I should love this book.  I really should!  I didn’t actively dislike it, I just wasn’t captured by it.  Perhaps it’s because it took me a while to figure out the new world.  I felt like I had been presented with a bunch of new terms and had no idea what they meant.  I kept wondering if I’d accidentally gotten the second book in the series instead of the first because terms and situations were just whirling by without any explanation: a Threadwitch, a Bloodwitch, a Windwitch?  And each witch in a grouping seems able to do different things depending on what Dennard needs to make something happen rather than following rules intrinsic to the group.  There are tons of politics going on behind the scenes, but not enough information given to help us make sense of them.  Obviously there’s a prophecy at play as well, but even that is obscure.

And I confess that I was disappointed in the friendship.  We’re beaten over the head about the fact that the girls would take the world apart for each other, but they hardly speak to each other, since they’re rarely together in the story, or if they are, one of them is unconscious or they’re fleeing for their lives and can’t talk.  We really aren’t given a clue as to WHY the girls are such die hard friends.  And how is a Threadsister/brother different than any other kind of friendship?  Is it just a best friend, or is there some magic involved?
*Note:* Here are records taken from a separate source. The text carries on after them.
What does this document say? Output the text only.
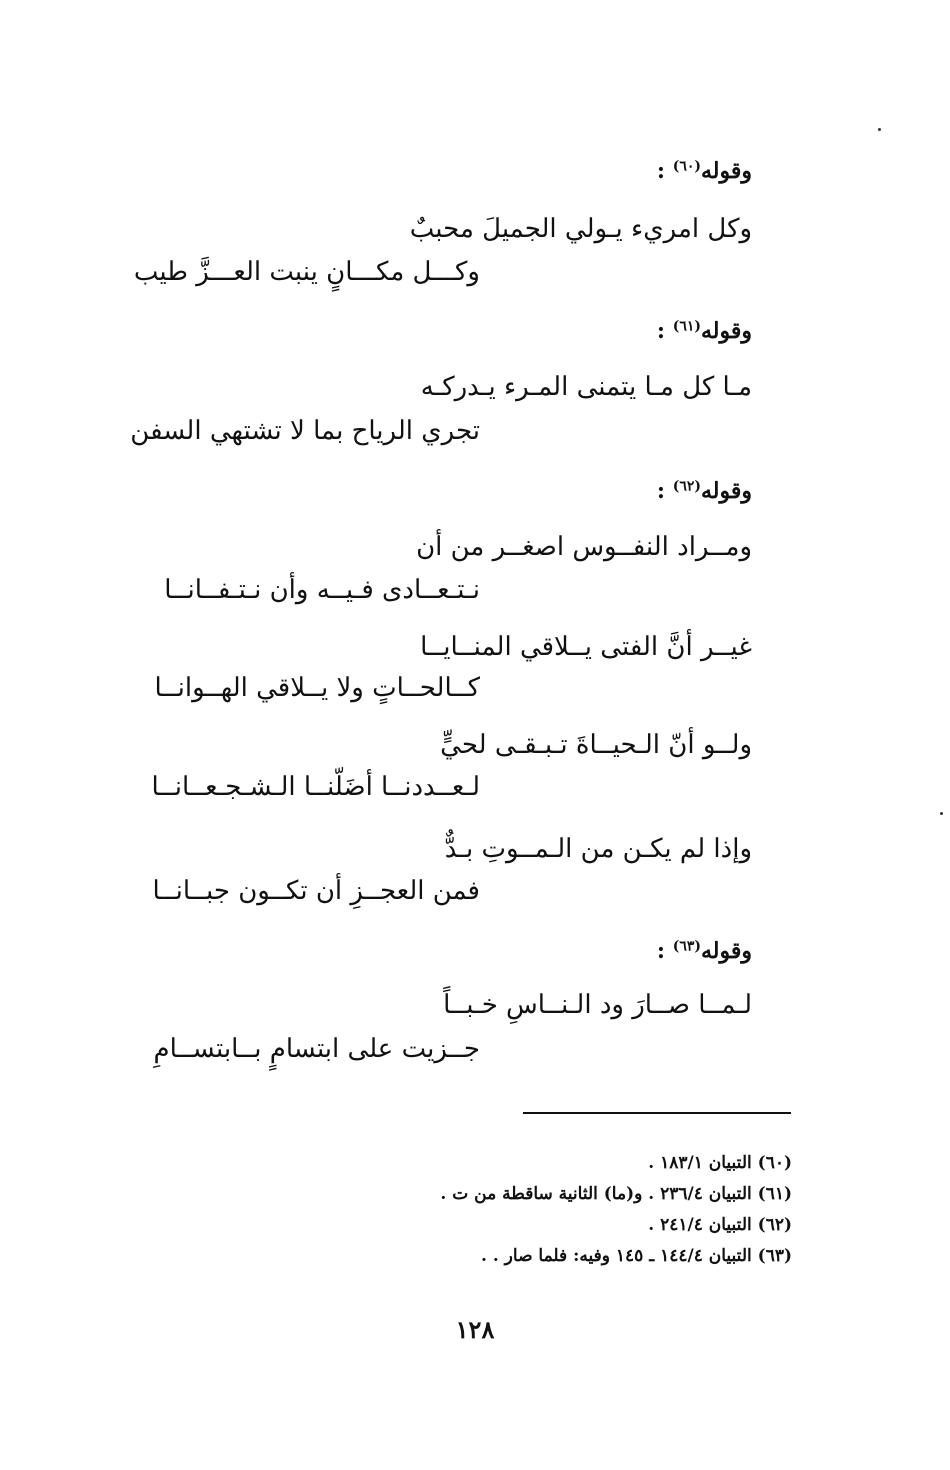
وقوله$^{(٦٠)}$ :
وكل امريء يـولي الجميلَ محببٌ
وكـــل مكـــانٍ ينبت العـــزَّ طيب
وقوله$^{(٦١)}$ :
مـا كل مـا يتمنى المـرء يـدركـه
تجري الرياح بما لا تشتهي السفن
وقوله$^{(٦٢)}$ :
ومــراد النفــوس اصغــر من أن
نـتـعــادى فـيــه وأن نـتـفــانــا
غيــر أنَّ الفتى يــلاقي المنــايــا
كــالحــاتٍ ولا يــلاقي الهــوانــا
ولــو أنّ الـحيــاةَ تـبـقـى لحيٍّ
لـعــددنــا أضَلّنــا الـشـجـعــانــا
وإذا لم يكـن من الـمــوتِ بـدٌّ
فمن العجــزِ أن تكــون جبــانــا
وقوله$^{(٦٣)}$ :
لـمــا صــارَ ود الـنــاسِ خـبــاً
جــزيت على ابتسامٍ بــابتســامِ
(٦٠) التبيان ١٨٣/١ .
(٦١) التبيان ٢٣٦/٤ . و(ما) الثانية ساقطة من ت .
(٦٢) التبيان ٢٤١/٤ .
(٦٣) التبيان ١٤٤/٤ ـ ١٤٥ وفيه: فلما صار . .
١٢٨
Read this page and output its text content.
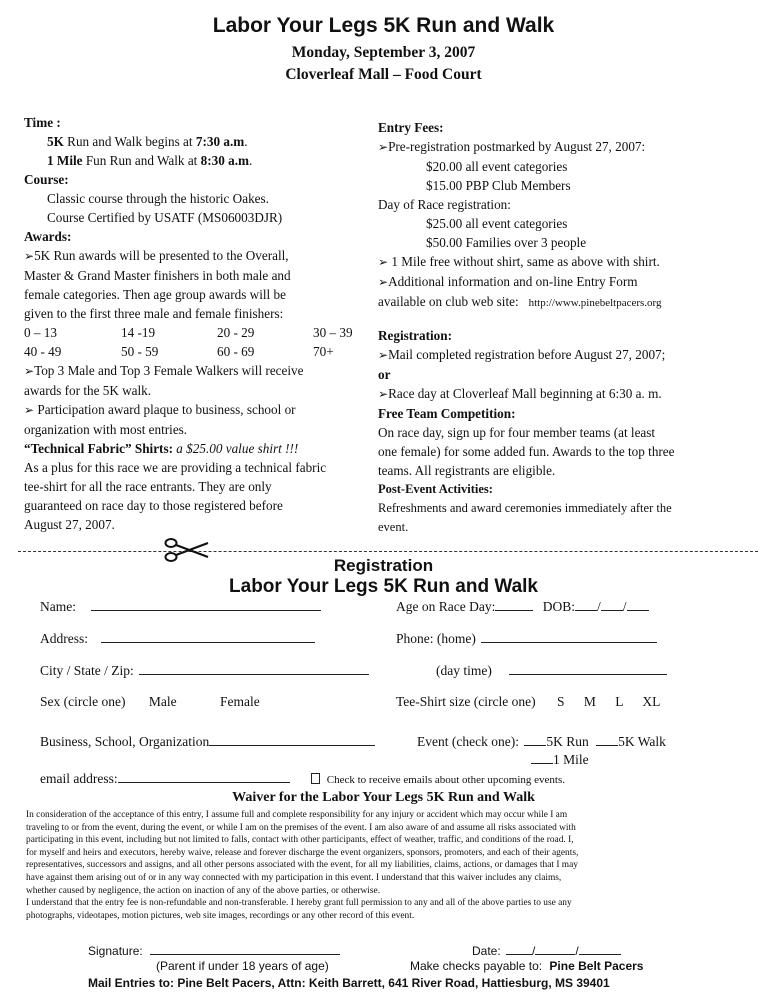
Labor Your Legs 5K Run and Walk
Monday, September 3, 2007
Cloverleaf Mall – Food Court
Time :
5K Run and Walk begins at 7:30 a.m.
1 Mile Fun Run and Walk at 8:30 a.m.
Course:
Classic course through the historic Oakes.
Course Certified by USATF (MS06003DJR)
Awards:
➢5K Run awards will be presented to the Overall,
Master & Grand Master finishers in both male and
female categories. Then age group awards will be
given to the first three male and female finishers:
0 – 13	14 -19	20 - 29	30 – 39
40 - 49	50 - 59	60 - 69	70+
➢Top 3 Male and Top 3 Female Walkers will receive
awards for the 5K walk.
➢ Participation award plaque to business, school or
organization with most entries.
“Technical Fabric” Shirts: a $25.00 value shirt !!!
As a plus for this race we are providing a technical fabric
tee-shirt for all the race entrants. They are only
guaranteed on race day to those registered before
August 27, 2007.
Entry Fees:
➢Pre-registration postmarked by August 27, 2007:
$20.00 all event categories
$15.00 PBP Club Members
Day of Race registration:
$25.00 all event categories
$50.00 Families over 3 people
➢ 1 Mile free without shirt, same as above with shirt.
➢Additional information and on-line Entry Form
available on club web site: http://www.pinebeltpacers.org
Registration:
➢Mail completed registration before August 27, 2007;
or
➢Race day at Cloverleaf Mall beginning at 6:30 a. m.
Free Team Competition:
On race day, sign up for four member teams (at least
one female) for some added fun. Awards to the top three
teams. All registrants are eligible.
Post-Event Activities:
Refreshments and award ceremonies immediately after the
event.
Registration
Labor Your Legs 5K Run and Walk
Name:	Age on Race Day:	DOB: / /
Address:	Phone: (home)
City / State / Zip:	(day time)
Sex (circle one) Male	Female	Tee-Shirt size (circle one) S M L XL
Business, School, Organization	Event (check one): 5K Run 5K Walk
1 Mile
email address:	Check to receive emails about other upcoming events.
Waiver for the Labor Your Legs 5K Run and Walk
In consideration of the acceptance of this entry, I assume full and complete responsibility for any injury or accident which may occur while I am
traveling to or from the event, during the event, or while I am on the premises of the event. I am also aware of and assume all risks associated with
participating in this event, including but not limited to falls, contact with other participants, effect of weather, traffic, and conditions of the road. I,
for myself and heirs and executors, hereby waive, release and forever discharge the event organizers, sponsors, promoters, and each of their agents,
representatives, successors and assigns, and all other persons associated with the event, for all my liabilities, claims, actions, or damages that I may
have against them arising out of or in any way connected with my participation in this event. I understand that this waiver includes any claims,
whether caused by negligence, the action on inaction of any of the above parties, or otherwise.
I understand that the entry fee is non-refundable and non-transferable. I hereby grant full permission to any and all of the above parties to use any
photographs, videotapes, motion pictures, web site images, recordings or any other record of this event.
Signature:	Date:	/	/
(Parent if under 18 years of age)	Make checks payable to: Pine Belt Pacers
Mail Entries to: Pine Belt Pacers, Attn: Keith Barrett, 641 River Road, Hattiesburg, MS 39401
Even after reading the whole book, I don’t know.  And how about some clever dialog?  There’s tons of angst and guilt, but very little humor, and humor is what makes me love characters.

I DID like the villain, Aeduan.  He’s more nuanced than other characters, and conflicted about his role.  He’s playing games on several levels, and we get enough of his internal dialog to understand some of it.  I did find his Bloodwitch powers to be ridiculously far reaching, enough to stretch my own powers of belief.

I really think this book could have been something great.  I think that given more background and less action (there’s LOTS of action), I could have become more invested in the world.  Let me put it this way.  I read two other books in between starting and finishing this one.  That hardly ever happens.  And, if I had needed to put the book down in the middle and never pick it up again, I wouldn’t have been bothered, because I just wasn’t invested enough to care.